Showing posts with label c file. Show all posts
Showing posts with label c file. Show all posts

07 August 2014

My Most Recent Claim Denied – For Want of VA Records

Typical VA Claims Result
My latest claim for various VA disabilities (not the Agent Orange-related ones) was denied last week, mostly because the VA regional office in Denver maintained I had no new information to submit against earlier denials, thus the original denials were final.

VBA was especially clever in this response: the adjudicator avoided addressing several elements of the claim (different injuries,) knowing that once the claim reaches the Board of Veterans Appeals they don't have jurisdiction, and the claim will be remanded. That will mean more time at the regional office, and then back in line for more years of waiting for BVA to decide.

They don't do this stuff without strategy, you know! What looks like an oversight is meant to provide VA with several more years of stalling, waiting for the vet to lose interest, or die.

For some reason, eBenefits has been accepting electronic documents for several months, at least since the end of April, but not showing them in the list of either requested or unrequested materials. Things get posted on eBenefits only if mailed or if a vet calls IRIS. Thus all my responses to VA inquiries for the last ten weeks have disappeared, so VA denied my claim.

That's one problem. The other is that the FOIA I submitted in April, which was acknowledged, still hasn't been fulfilled. That was where I'd expected to find the Air Force line-of-duty determinations for the specific injuries in the claim. Originally VA had somehow failed to even note the LODs and denied the claim because the LOD-specified injuries "did not occur during service nor in one year after." Heck, I was even hospitalized in Bethesda Naval Hospital on AD and they missed that.

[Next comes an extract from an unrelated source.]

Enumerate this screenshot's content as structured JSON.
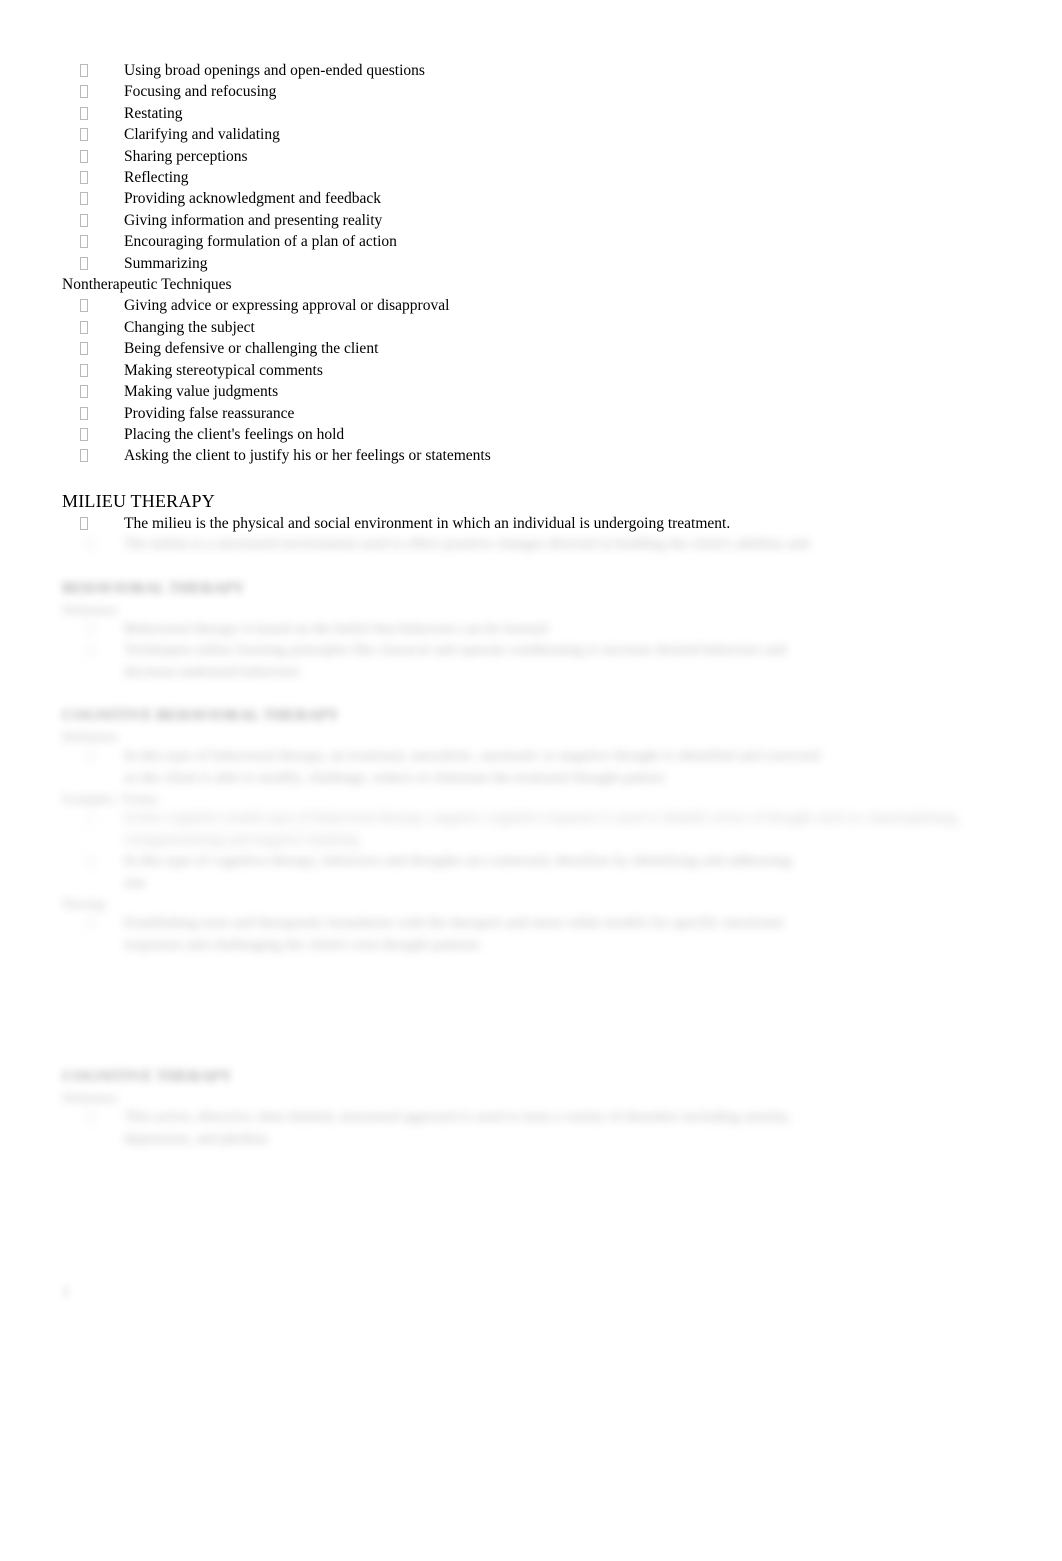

I should have asked the Denver FOIA office about this earlier, because from their response letter I had no idea their current backlog is actually between six to nine months for a "C" file FOIA response. I'd gone in to see my files but they could only let me see a few pages on their computer, so a trip to Denver was wasted.

Yesterday, Denver FOIA offered to move my request for a copy of my records up and get them here in about a week because I'm so sick. Great. Now I can face two to five years in an appeal but that's way, way past my life expectancy.

Nice folks. Lousy system. Everybody at VA solves claim problems with a vet by telling us to "just appeal."

That's like a kiss of death. They know it. Perhaps their greeting at the 800-number should be "sorry for your loss" instead of "thanks for your service."

04 November 2012

Veterans MUST Personally Review "C" File!

Your "C" file is the complete set of documents regarding your claim. This isn't your VA medical records although many or all of those records may be in the "C" file as evidence. Instead, the VA maintains at each Regional Office the veteran's initial claim, supporting documents, VA records relative to that claim, awards, denials...everything. Pretty much a complete legal gathering of your case.

The problem is, as I have found out in two recent incidents, you can't count on the accuracy of that "C" file unless YOU spend a couple hours turning pages and taking notes.

Yesterday I reviewed my notes from checking out my "C" file a week ago. Back then I thought I'd caught the significant mistakes made by the VA (failure to obtain correct information from the JSRRC, and other errors). But I missed a big one! A game changer that should have been working for me from the get-go.

The local office forwarded my case with a recommendation for approval by the DC folks, where my claim was denied, in part, for lack of medical nexus between Agent Orange and my Agent Orange-presumptive illnesses. Problem: The local office failed to forward my cardiac surgeon's letter establishing exactly that nexus!

I didn't catch this on my visit and only noticed it in passing looking over my notes and some of the VA's documents. This missing document can be critical to my claim and I'll notify my VARO to correct their oversight.